States and cities around the nation are breathing easier now that the Congress is moving closer to passing a $26 billion bill that would extend federal Medicaid funding through the rest of their fiscal year and would provide states with extra money for teachers for 2011.
“Most of the states that wrote budgets this year assumed the extension would happen,” says Michael Leachman, a senior policy analyst at the Center on Budget and Policy Priorities (CBPP), a think tank in Washington. “If it does not get passed that means state legislatures will have to come back in special sessions or governors would have to enact cuts.”
The critical moment for the legislation came on Wednesday when Maine’s two Republican senators, Olympia Snowe and Susan Collins, agreed to vote with the Democrats to end debate on the issue. Tomorrow, the Senate is expected to pass the actual legislation.
It then must be passed by the House, which is not in session. However, Speaker Nancy Pelosi will call lawmakers back into session to pass the legislation next week.
Call it FMAP
The original funding to help states with their Medicaid shortfalls was part of the American Recovery and Reinvestment Act of 2009. The federal government matches a percentage of each state’s spending on health care under Medicaid. Under the stimulus that percentage increased.
However, Congress only funded the increase of the Federal Medicaid Assistance Percentage (FMAP) through the end of this calendar year. Most states begin their fiscal year in June. “That means the federal relief for the states expires right smack in the middle of their fiscal year,” says Mr. Leachman.
Republicans were opposed to the additional spending if it added to the deficit. Democrats came up with some changes in the tax laws and made some adjustments in the Supplemental Nutrition Assistance Program to come up with the money.
Republicans then were opposed to the assistance for education, calling it a pay-back to the labor unions. “This is a straight-up payoff to Washington Democrats’ special interest labor union allies,” wrote Michael Steel, spokesman for the House minority leader John Boehner in an e-mail.
Democrats estimated the additional federal funding would provide jobs for about 300,000 educators. Many municipalities have been laying off teachers because of cuts from their states.
Big states grateful
In a June analysis, CBPP estimated that if the FMAP provision was not passed it would cost the states about $15 billion. The nonpartisan Congressional Budget Office estimated it at $16 billion. Every state would have been affected, from Alaska ($64 million) to Wyoming ($22 million).
In New York, Mayor Michael Bloomberg, in a statement, said the eventual passage of the bill would give the city $400 million in Medicaid funding and $200 million for education.
Once Obama’s signs the legislation into law, it won’t end the states’ problems.

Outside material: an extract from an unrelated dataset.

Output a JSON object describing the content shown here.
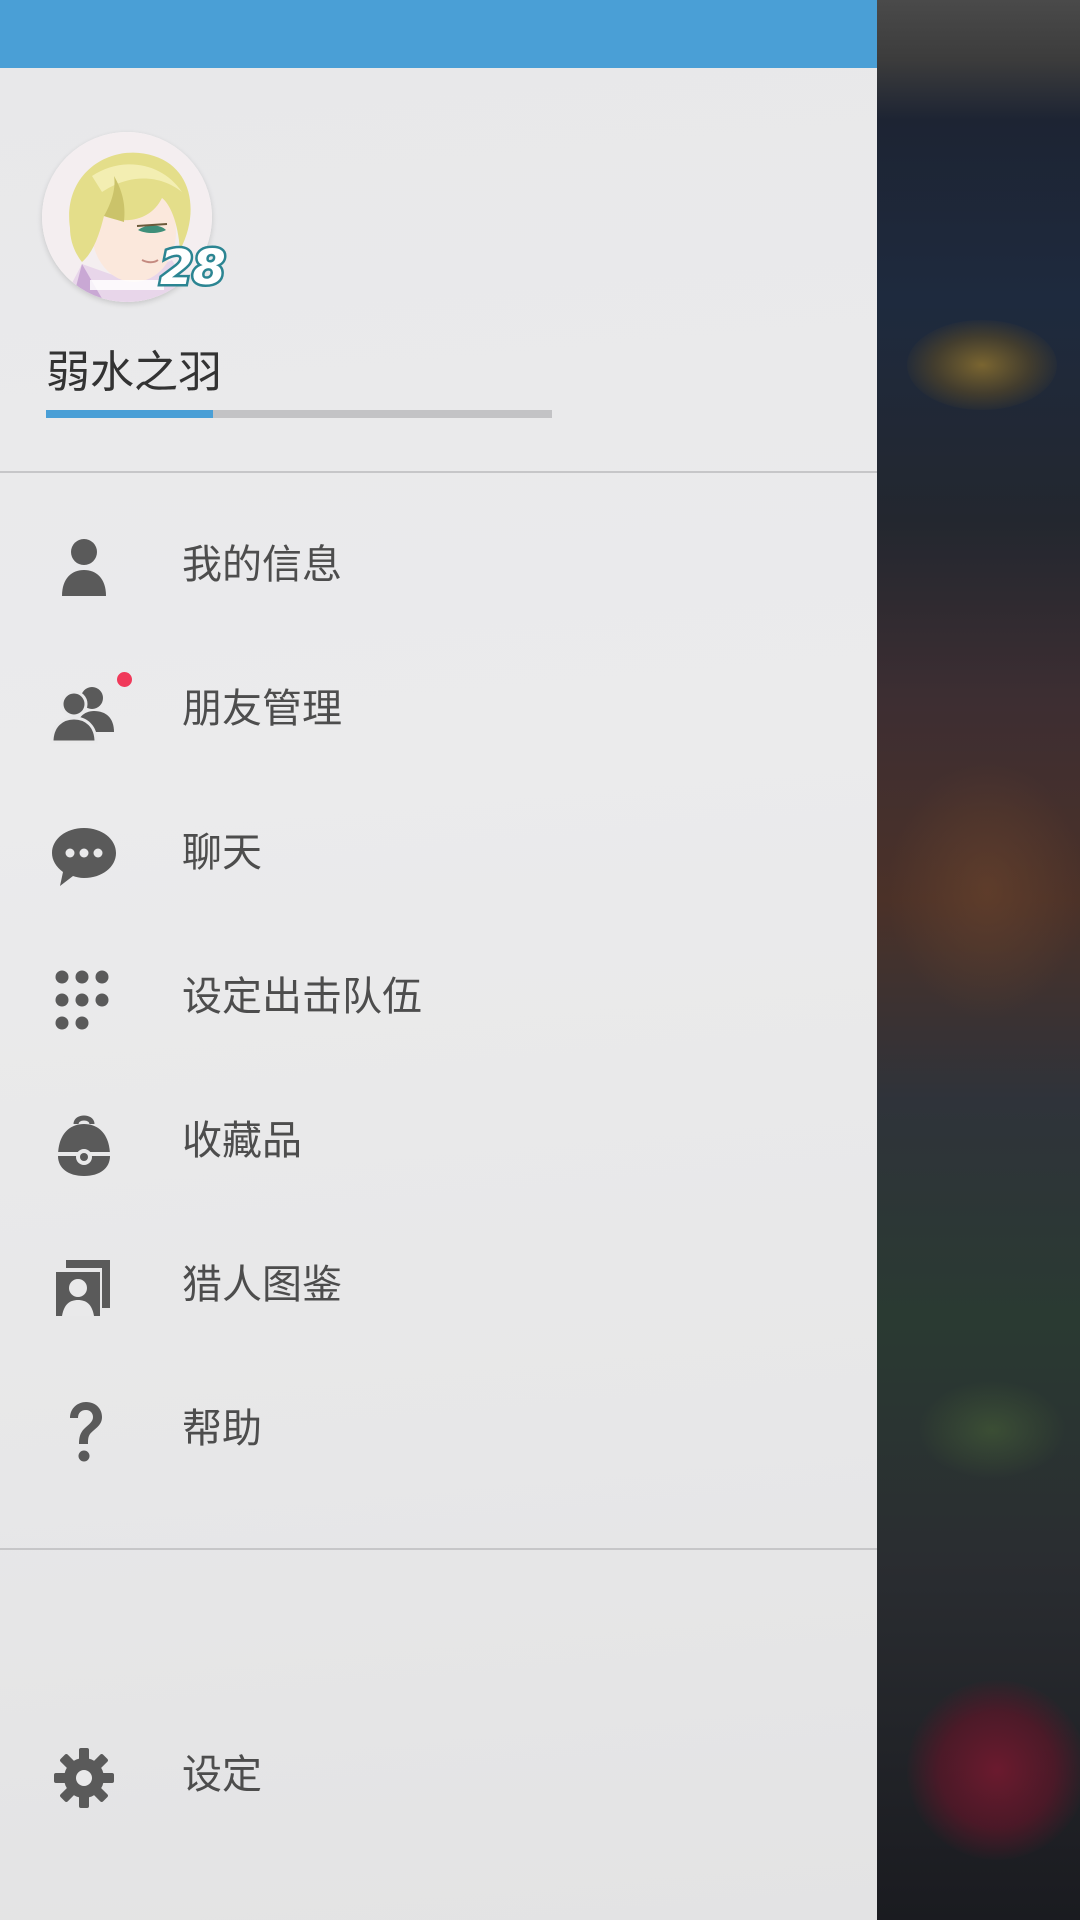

CBPP estimated the total shortfall for the states in their 2010-11 fiscal year will come to $180 billion. The $26 billion will cover about one-third of the shortfall for this year, estimates Leachman.
“This is very important, it means states will have to lay off fewer people, and the impact on the private economy will be less than it would be,” he says. “But it’s important to note there will be still be deep cuts and the laying off of people because the shortfalls are so large.”
For example, New York City will face a projected $3.3 billion gap next year, says Mayor Bloomberg.